河井夫妻起訴でも収賄側、1億5千万円疑惑は不問「百日裁判でカネ貰った議員名出れば、大混乱」自民党幹部 (1/2) 〈週刊朝日〉|AERA dot. (アエラドット)

 ……「河井容疑者夫妻がいくら否認しようが、100人もの市長や県議がもらったカネは、案里被告の選挙で票をとりまとめる意味でもらったという趣旨の供述調書が複数、作成されている。録音録画をしている県議、市議もいる。絶対的な証拠もある」(捜査関係者)
 だが、不思議なことに、もらった市長や県議ら100人の刑事処分については、現在も決まっていない。昨日の検察の起訴発表でも「差し控える」「現時点で起訴すべる(ママ)必要がある者は、起訴している」という回答を繰り返した。
 自民党本部から昨年7月の参院選公示前に夫妻に支出された1億5千万円の使途についても「オープンになっていない話で差し控える」と言うばかり。
 昨年12月には秋元司衆院議員が中国系企業から現金などをもらった収賄容疑で逮捕、起訴されたが、現金を提供した側も贈賄容疑で立件されている。
 罪名は違えど、渡した側の河井容疑者夫妻が起訴ならもらった側の市長や県議ら100人も立件されるのが通例だ。それも市長や県議など公職の立場の人たちが大半だ。元東京地検特捜部検事の郷原信郎弁護士はこう言う。
「今回、検察が立件した河井夫妻容疑者の事件はカネで票を買う民主主義の根幹にかかわるもの。もらった側、被買収の人、多くが県議や市議など公職にある。そこを罪に問わない、これはおかしい」
 河井夫妻容疑者の起訴を受けて、本誌は現金をもらった市議、県議を改めて取材した。
「検察の調べで、もらったと素直に認めればおとがめなしという感じだった。事件にならなければ、助かる」(広島市議)

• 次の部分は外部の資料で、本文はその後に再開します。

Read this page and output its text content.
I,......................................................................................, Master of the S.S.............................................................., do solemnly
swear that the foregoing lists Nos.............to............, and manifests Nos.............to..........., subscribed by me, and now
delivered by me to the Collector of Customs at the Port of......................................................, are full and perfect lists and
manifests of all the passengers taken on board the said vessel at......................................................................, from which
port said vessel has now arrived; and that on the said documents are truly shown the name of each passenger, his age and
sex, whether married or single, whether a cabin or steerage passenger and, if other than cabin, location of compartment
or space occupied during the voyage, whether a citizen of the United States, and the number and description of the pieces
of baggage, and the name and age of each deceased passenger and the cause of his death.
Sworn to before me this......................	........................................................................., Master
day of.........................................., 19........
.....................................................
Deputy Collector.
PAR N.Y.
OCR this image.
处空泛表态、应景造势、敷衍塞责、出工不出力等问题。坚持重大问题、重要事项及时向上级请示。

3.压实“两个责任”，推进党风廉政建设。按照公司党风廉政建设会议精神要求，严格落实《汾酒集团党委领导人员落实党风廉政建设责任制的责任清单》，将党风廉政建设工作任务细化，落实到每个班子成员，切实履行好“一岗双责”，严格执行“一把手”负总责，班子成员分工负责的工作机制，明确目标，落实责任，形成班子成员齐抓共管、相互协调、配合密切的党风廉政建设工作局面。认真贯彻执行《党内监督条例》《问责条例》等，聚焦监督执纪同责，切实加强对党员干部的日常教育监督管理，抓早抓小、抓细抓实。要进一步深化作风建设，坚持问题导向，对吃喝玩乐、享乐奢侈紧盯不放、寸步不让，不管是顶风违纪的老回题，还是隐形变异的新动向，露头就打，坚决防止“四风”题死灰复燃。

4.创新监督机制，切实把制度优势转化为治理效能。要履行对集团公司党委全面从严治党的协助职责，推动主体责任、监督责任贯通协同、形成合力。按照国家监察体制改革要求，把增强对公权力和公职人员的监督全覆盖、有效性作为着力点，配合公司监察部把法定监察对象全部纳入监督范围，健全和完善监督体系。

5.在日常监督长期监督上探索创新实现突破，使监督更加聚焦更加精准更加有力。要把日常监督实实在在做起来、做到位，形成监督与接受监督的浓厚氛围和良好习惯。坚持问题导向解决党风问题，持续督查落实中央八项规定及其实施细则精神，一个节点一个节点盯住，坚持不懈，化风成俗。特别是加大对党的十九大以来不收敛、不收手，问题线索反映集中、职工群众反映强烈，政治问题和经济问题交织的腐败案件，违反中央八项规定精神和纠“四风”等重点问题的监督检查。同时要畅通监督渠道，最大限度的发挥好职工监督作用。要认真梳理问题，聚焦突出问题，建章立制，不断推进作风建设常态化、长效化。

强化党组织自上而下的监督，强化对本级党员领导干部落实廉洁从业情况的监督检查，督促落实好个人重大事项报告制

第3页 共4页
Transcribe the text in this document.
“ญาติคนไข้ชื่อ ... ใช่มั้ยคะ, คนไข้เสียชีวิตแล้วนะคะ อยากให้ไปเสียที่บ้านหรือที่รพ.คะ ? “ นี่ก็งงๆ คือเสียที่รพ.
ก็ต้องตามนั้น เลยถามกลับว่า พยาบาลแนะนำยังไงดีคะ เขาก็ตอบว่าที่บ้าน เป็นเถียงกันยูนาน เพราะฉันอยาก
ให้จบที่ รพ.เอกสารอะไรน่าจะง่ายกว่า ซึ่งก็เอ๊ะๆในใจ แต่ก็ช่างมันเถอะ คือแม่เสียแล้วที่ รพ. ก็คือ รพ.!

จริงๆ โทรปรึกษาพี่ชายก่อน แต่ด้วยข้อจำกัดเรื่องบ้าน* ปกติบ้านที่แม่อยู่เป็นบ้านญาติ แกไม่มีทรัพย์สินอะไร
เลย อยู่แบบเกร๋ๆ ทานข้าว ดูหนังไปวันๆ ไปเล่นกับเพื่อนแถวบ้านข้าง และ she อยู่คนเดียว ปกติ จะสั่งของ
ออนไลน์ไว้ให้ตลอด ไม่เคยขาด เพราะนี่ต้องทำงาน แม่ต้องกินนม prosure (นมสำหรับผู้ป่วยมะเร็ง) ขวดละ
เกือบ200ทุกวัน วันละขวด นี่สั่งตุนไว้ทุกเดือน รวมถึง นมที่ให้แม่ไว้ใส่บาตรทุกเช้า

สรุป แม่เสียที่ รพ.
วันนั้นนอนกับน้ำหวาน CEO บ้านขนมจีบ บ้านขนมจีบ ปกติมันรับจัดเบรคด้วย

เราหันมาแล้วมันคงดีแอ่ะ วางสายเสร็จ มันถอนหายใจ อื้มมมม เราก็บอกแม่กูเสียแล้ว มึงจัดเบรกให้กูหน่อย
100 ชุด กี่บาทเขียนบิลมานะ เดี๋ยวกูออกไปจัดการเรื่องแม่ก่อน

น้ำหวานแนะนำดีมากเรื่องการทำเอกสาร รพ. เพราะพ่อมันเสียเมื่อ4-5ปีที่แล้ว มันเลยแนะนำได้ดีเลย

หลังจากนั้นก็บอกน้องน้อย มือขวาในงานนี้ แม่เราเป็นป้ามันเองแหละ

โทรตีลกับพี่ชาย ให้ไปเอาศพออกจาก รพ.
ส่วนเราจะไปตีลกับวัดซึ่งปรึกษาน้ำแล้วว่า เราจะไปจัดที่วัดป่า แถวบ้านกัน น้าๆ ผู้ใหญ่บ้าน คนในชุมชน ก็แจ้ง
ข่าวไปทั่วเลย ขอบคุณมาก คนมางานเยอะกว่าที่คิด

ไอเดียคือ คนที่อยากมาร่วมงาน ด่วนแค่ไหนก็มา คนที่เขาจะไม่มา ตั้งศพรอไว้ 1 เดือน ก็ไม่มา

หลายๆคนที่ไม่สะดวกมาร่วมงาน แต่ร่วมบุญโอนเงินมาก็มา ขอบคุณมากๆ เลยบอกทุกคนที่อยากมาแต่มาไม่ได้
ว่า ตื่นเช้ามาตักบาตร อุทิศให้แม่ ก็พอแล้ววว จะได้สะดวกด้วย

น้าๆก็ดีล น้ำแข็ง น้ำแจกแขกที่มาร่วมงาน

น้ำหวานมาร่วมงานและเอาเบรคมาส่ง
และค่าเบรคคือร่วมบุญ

「現金をむりやり渡されただけ。起訴されないのは当然と思う。検察はよく見てくれている。昨日、もらった人は起訴されないと報道を見てほっとした」(広島県議)
だが、克行被告に近い自民党関係者はこういう。
「裁判では徹底的に争う。もらったという100人、全部を法廷に呼び、本当に選挙のためにカネを渡したのか、尋問したいという方針のようだ」
 百日裁判は原則、起訴されてから1か月程度で初公判を開くことになっているので、逆算すると8月7日までとなる。
 検察は河井夫妻の買収を立証するため、もらった100人の名前、全員を法廷で読み上げる予定だという。前出の県議は慌てた声でこう語った。
「裁判で貰った人間の名前を言うのか?裁判で公になれば、苦情が一杯い(ママ)きて、議員は続けられない。今は名前がハッキリしないから、なんとか辞めずにごまかせている。公表は困る。せっかくのバッジが飛んでしまう。取り調べでも、カネの授受を認めて調書にサインすれば、事件にはしないという話のはず。ヤバイよ」
 法廷でカネをもらったことが明らかになれば、県民、市民の批判はさらに強くなるはず。広島県内で、40人を超す自民党系の県議、市議が同時に辞職となれば、当然、補欠選挙となる。そこへ案里被告が失職した場合も選挙だ。
「検察が贈(ママ)賄側を起訴しないのは、河井夫妻被告の裁判対策かもしれない。証人で県議や市議たちに、票のとりまとめでカネをもらったと法廷で証言させたいがために、刑事処分を先送りしているのではないのか。つまり、検察ストーリー通り証言すれば、起訴しない、事件にしないという意味でしょう。その脅しのような手法は問題だ」(前出の郷原弁護士)
 河井夫妻がばらまいたカネの原資とみられている昨年7月の参院選公示前に自民党本部が夫妻に振り込んだ1億5千万円の捜査については不問になりつつある。
 安倍首相と近い自民党幹部がこう話す。
「党本部のガサ入れは免れたが、選挙となれば、自民党が勝てるわけない。それも30人とか40人の市議や県議がやめる補欠選挙になるわけでしょう。なんとか県議や市議の辞職が回避できないものか、安倍官邸も心配している。証人尋問で、自民党から振り込んだ1億5千万円や安倍首相の秘書が応援で広島入りしたことなどの話が出て、変な証言でも出るとえらいことになる。だが、もう“守護神”の黒川弘務前東京高検検事長もいないし、頭が痛い」
 8月にも予定される河井夫妻容疑者の初公判。とんでもない、時限爆弾が炸裂するのかもしれない。